Intriguing, among the 625 materials of TCM reported in the 2015 edition of the Chinese Pharmacopoeia, 241 of them are bitter flavors and are mostly derived from plants (Pharmacopoeia Committee of the People’s Republic of China, 2015). According to their action dogma, the function of some TCM prescriptions such as hemostatic, blood-activating, stasis-dispelling medicinal, cough-suppressing, panting-calming medicinal, purgative, digestant medicinal, and tocolytics, labor promoting medicinal may be correlated with regulation of the muscle function in cardiovascular system, lung, gastrointestinal tract, and uterus, respectively (Leem et al., 2018).

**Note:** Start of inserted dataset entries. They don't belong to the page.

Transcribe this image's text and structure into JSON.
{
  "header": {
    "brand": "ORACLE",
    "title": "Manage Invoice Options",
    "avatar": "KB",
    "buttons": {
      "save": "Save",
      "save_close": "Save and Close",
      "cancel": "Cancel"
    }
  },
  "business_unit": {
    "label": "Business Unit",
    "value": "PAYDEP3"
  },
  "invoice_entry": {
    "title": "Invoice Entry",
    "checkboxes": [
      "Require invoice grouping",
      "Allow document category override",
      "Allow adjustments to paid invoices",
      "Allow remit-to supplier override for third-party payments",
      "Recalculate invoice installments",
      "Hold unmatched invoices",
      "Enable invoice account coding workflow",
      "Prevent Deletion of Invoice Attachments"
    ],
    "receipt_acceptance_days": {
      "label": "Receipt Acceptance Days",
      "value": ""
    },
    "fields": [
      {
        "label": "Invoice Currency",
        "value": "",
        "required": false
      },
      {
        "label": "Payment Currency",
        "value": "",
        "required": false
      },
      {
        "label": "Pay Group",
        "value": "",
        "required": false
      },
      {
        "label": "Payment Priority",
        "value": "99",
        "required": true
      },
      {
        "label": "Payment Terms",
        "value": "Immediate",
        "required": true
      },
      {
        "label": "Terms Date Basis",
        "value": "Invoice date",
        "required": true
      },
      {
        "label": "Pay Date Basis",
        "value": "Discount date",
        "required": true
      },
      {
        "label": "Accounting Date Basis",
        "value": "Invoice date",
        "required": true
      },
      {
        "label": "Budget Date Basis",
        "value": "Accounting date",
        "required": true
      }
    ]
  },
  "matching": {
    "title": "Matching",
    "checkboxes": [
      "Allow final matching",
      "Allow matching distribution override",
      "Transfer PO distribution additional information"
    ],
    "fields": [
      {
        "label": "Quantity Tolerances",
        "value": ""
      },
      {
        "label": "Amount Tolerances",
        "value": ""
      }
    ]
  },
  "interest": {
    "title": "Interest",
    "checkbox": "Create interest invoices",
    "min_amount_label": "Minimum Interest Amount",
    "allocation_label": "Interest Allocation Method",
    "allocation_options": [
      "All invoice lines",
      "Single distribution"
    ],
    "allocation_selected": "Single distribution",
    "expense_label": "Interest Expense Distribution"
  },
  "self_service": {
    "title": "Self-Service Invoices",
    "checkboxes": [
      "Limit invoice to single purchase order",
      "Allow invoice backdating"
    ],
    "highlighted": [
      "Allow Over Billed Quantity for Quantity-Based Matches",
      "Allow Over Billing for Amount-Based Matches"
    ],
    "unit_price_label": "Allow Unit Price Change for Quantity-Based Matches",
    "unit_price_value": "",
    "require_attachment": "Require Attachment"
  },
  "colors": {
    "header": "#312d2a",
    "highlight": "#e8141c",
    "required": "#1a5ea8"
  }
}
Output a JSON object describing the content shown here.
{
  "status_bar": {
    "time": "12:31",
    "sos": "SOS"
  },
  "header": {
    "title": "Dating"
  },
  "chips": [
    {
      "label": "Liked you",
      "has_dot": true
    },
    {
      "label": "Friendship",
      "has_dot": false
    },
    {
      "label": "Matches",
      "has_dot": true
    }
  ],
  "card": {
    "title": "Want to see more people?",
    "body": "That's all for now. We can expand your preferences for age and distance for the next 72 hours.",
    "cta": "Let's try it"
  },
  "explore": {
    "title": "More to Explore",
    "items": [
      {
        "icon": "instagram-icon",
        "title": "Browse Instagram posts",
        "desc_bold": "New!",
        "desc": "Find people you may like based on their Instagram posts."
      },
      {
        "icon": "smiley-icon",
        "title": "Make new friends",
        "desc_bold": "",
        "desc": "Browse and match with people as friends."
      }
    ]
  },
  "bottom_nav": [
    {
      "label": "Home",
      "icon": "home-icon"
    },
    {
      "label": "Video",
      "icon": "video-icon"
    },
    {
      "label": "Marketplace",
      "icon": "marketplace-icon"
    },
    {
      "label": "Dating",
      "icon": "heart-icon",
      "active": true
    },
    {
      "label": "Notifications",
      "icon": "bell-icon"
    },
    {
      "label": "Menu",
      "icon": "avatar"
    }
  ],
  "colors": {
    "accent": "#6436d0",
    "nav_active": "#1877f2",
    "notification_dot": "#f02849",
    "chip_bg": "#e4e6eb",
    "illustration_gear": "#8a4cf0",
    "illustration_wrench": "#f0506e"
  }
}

In this review, we show the bitter flavored TCM and their main components with related properties, which are manually selected according to the following criteria: (a) with the above mentioned action recorded in The Pharmacopoeia of the People’s Republic of China (PPRC) 2015 Edition (Pharmacopoeia Committee of the People’s Republic of China, 2015) and the National Compilation of Chinese Herbal Medicine (NCCHM) (Wang, 2014). (b) the components of bitter flavors and some correlated TAS2Rs are clarified in the database of ETCM (Tang et al., 2018) and BitterDB (Dagan-Wiener et al., 2019), respectively (Supplementary Tables S2–S5).

Specifically, Supplementary Table S2 shows 32 bitter flavored TCM with hemostatic, blood-activating, and stasis-dispelling functions, which are correlated with contraction/relaxation of cardiovascular SMCs. Structurally diverse range of bitter components have been identified from these 32 TCMs. Among them, naringenin (TAS2R14), quercetin (TAS2R14), scutellarin (TAS2R14, 39), (-)-epicatechin (EC) (TAS2R4, 5, 39), and kaempferol (TAS2R14, 39) can stimulate specific TAS2Rs (Dagan-Wiener et al., 2019). Since TAS2R4 and TAS2R14 are the abundantly expressed TAS2Rs in cardiovascular systems, these bitter components may function to relax cardiovascular SMCs via activating TAS2R signaling (Foster et al., 2013).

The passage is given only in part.